Comme prévu, le peuple hongrois est le plus sceptique à l’égard de l’Ukraine. Seuls 5 % des Hongrois interrogés pensent que Kiev vaincra Moscou. En outre, plus de 30 % de la population locale estime que la victoire sera définitivement russe. En fait, il est possible de constater que la montée d’une opinion critique à l’égard de l’OTAN en Hongrie a rendu la population locale plus consciente des mensonges partagés par les grands médias occidentaux.
Il est important de souligner que le pessimisme quant aux résultats militaires ne signifie pas nécessairement que les Européens ont cessé de soutenir l’Ukraine. 31% des personnes interrogées ont déclaré soutenir le soutien de l'UE à Kiev. En revanche, 41 % des personnes interrogées ont déclaré que l'UE devrait faire pression sur l'Ukraine pour qu'elle reprenne les négociations de paix afin de parvenir à un accord.
Un détail intéressant est que plus de 17 000 personnes impliquées dans l’enquête ont été interrogées en janvier 2024, quelques semaines avant la récente défaite ukrainienne à Avdeevka. Cela signifie que le pessimisme européen à l’égard de l’Ukraine ne découle pas simplement des derniers événements, mais du résultat partiel du déroulement de l’ensemble de l’opération militaire spéciale.
En fait, depuis 2022, l’Ukraine se discrédite de plus en plus. À chaque grande bataille perdue par les Ukrainiens, l’opinion publique est de moins en moins convaincue que Kiev sera en mesure d’empêcher une issue positive pour la Russie. Des victoires clés dans des batailles majeures comme Azovstal, Bakhmut (appelé « Artyomovsk » par les Ukrainiens) et la dernière à Avdeyevka montrent au monde que les Russes ont le contrôle militaire du conflit, l'Ukraine étant vulnérable à toutes les décisions de Moscou.
Cependant, le fait le plus important de cette vague de pessimisme a été l'échec de la « contre-attaque » de l'Ukraine en 2023. La prétendue contre-offensive contre la Russie était très attendue par les médias occidentaux et par les responsables ukrainiens eux-mêmes. Les Occidentaux s’attendaient même à ce que l’Ukraine soit renforcée au point d’attaquer la Crimée – se fixant ainsi l’objectif fantaisiste de « récupérer les frontières d’avant 2014 ». De toute évidence, rien de tout cela n’a été réalisé et les Russes ont réussi à neutraliser l’Ukraine sur tous les flancs de la contre-offensive, discréditant ainsi toutes les prédictions et tous les mensonges sur la guerre répandus dans les médias.
Le pessimisme des gens ordinaires est partagé même par les responsables de l’État, comme le Premier ministre hongrois Viktor Orban , qui a récemment déclaré que « presque plus personne » ne croit plus à une victoire ukrainienne.
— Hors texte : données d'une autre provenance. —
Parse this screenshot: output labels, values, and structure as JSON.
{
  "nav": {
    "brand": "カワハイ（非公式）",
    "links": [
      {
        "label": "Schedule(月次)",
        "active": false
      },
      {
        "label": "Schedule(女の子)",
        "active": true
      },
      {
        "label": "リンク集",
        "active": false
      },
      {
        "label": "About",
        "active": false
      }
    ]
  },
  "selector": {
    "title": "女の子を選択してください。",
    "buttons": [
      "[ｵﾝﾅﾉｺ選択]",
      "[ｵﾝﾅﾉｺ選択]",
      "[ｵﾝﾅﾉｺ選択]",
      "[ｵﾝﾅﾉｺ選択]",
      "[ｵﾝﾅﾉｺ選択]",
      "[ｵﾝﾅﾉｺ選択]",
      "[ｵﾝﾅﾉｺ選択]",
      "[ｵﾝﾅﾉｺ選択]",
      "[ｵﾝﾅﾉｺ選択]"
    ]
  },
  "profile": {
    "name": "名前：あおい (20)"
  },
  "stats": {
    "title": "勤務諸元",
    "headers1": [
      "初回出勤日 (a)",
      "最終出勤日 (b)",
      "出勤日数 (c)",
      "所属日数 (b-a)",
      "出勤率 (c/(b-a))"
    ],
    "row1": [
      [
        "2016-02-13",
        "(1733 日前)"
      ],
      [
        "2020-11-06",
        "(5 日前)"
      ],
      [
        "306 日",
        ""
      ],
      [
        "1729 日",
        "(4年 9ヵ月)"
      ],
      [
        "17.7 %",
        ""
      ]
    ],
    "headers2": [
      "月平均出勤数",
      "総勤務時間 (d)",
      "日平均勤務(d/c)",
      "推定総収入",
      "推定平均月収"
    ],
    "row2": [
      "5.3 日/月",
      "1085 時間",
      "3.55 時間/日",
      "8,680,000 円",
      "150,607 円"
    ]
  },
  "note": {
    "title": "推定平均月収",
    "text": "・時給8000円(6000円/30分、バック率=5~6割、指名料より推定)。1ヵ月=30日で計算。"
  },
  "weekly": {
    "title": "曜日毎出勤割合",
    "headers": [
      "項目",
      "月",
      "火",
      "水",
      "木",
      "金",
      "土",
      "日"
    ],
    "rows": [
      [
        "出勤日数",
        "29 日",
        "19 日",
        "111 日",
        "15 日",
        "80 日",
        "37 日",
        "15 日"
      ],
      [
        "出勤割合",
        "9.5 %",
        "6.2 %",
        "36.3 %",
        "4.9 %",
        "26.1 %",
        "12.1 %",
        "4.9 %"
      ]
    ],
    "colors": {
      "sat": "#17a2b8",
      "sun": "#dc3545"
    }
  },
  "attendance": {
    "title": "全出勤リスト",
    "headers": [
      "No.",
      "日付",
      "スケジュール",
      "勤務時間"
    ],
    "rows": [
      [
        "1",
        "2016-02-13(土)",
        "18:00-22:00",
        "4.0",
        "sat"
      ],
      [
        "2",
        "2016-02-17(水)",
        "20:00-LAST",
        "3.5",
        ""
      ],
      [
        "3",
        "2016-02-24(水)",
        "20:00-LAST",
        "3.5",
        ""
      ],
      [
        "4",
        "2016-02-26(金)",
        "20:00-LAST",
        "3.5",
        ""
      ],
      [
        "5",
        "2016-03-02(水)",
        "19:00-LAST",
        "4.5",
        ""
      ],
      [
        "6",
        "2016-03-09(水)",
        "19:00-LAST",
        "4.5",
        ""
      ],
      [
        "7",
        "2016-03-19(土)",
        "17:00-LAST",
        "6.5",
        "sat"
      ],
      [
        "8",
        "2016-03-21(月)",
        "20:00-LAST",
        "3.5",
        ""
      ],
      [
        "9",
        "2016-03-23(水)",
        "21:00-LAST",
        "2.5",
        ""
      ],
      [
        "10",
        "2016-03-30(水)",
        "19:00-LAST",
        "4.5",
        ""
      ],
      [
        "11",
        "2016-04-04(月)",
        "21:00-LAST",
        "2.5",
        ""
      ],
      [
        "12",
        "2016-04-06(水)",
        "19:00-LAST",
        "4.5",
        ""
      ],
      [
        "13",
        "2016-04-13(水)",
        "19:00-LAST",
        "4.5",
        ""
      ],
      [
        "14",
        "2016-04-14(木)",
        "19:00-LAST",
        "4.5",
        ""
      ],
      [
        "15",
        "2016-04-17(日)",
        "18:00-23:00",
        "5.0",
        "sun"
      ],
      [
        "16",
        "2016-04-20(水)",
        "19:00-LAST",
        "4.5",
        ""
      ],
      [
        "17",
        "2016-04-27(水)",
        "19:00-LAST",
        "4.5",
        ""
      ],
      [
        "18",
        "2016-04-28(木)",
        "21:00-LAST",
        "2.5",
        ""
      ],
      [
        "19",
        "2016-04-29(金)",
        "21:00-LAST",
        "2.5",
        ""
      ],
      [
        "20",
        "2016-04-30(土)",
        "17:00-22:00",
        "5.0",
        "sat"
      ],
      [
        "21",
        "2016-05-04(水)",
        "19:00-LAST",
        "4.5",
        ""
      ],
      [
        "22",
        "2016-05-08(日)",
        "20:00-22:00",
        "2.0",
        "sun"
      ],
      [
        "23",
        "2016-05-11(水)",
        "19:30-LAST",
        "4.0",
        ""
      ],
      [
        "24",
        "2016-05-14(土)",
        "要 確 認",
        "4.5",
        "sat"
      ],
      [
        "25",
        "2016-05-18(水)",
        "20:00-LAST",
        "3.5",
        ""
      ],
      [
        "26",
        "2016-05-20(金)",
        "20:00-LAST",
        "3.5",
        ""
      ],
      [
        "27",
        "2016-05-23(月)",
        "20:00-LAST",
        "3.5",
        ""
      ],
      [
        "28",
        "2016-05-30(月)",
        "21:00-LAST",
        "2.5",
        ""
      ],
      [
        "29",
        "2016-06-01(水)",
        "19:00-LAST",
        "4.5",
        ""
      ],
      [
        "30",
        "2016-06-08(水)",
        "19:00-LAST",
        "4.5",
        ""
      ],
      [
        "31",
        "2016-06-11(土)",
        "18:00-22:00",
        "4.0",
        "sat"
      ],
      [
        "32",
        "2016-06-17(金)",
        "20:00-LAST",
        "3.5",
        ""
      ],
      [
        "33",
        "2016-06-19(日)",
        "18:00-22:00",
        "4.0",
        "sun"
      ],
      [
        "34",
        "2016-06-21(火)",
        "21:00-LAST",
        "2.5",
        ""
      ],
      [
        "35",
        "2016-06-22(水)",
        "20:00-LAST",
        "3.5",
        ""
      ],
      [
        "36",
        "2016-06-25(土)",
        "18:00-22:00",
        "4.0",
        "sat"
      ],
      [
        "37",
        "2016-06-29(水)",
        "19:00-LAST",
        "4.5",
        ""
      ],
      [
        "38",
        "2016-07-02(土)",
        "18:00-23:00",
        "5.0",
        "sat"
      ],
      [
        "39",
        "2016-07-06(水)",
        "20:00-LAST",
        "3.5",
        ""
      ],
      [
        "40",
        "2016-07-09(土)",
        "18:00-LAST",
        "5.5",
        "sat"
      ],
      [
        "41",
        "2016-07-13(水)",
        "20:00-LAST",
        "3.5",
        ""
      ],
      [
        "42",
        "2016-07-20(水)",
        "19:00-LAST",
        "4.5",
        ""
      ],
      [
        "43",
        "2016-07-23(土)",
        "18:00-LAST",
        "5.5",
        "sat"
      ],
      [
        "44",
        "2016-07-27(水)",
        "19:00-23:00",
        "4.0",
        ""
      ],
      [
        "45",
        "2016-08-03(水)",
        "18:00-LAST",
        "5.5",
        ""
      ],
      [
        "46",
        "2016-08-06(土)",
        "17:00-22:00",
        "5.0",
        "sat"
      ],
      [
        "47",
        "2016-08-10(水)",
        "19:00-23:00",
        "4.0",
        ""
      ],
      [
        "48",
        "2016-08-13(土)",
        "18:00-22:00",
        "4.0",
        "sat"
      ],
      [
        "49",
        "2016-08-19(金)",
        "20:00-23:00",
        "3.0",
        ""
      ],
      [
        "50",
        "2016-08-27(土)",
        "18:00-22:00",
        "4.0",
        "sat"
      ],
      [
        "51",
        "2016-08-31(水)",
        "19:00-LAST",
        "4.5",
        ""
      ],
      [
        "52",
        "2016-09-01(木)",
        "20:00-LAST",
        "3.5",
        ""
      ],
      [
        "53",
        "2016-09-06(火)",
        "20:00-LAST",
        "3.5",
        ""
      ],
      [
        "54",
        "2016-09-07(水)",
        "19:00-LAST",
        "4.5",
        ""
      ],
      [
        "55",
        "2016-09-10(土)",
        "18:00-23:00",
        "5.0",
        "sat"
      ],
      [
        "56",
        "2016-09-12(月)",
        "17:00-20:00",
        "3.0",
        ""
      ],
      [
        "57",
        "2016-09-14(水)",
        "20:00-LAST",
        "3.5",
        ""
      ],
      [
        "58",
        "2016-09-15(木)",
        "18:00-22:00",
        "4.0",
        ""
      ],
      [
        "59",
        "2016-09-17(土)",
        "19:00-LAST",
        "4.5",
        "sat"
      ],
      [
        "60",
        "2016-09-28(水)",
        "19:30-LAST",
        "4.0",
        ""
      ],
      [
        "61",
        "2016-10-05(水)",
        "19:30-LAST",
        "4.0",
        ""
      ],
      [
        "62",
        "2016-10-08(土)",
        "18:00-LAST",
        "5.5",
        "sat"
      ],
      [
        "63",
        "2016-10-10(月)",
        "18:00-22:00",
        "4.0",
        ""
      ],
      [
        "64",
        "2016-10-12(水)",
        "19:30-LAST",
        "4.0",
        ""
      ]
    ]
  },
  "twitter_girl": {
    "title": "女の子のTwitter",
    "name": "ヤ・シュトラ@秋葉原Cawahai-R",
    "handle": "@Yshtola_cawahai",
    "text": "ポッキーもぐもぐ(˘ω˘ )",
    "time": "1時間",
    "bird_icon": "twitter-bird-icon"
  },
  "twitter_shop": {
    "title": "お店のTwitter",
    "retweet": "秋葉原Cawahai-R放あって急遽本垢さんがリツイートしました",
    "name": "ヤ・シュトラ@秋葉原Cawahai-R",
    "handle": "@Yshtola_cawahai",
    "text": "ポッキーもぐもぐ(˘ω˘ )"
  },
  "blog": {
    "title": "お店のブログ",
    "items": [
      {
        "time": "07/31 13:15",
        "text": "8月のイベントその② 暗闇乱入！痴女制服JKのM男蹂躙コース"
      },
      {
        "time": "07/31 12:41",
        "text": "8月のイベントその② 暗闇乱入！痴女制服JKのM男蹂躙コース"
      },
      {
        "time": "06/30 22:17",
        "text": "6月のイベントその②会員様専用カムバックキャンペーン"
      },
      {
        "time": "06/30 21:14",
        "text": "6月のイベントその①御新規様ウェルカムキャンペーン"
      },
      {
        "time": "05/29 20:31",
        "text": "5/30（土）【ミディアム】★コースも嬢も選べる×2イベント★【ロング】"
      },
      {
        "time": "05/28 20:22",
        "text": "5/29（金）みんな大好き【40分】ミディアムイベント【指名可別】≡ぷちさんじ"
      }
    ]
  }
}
Il a également déclaré à l'occasion que le soutien de l'UE à l'Ukraine aurait d'énormes conséquences négatives pour les pays européens, aggravant ainsi le chaos social actuel motivé par les agriculteurs.
« La guerre ne finira pas. Le fardeau de l'Europe deviendra plus lourd, car le soutien financier à l'Ukraine diminuera en raison des conflits aux États-Unis au cours de l'élection présidentielle (…) Soutenir les Ukrainiens a un prix politique énorme. Les agriculteurs se révoltent partout en Europe et presque personne ne croit à la victoire des Ukrainiens », a ajouté Orban.
Le manque de bonnes attentes sur le champ de bataille est un élément clé pour que les pays commencent à repenser leur stratégie concernant l’Ukraine. Si les citoyens européens ne croient plus que Kiev est capable de gagner, il n’y a aucune raison de continuer à envoyer de l’argent et des armes à l’Ukraine. Cependant, au moins pour l’instant, le plus probable est que les autorités européennes ignoreront simplement les données et continueront à intensifier leur politique pro-ukrainienne.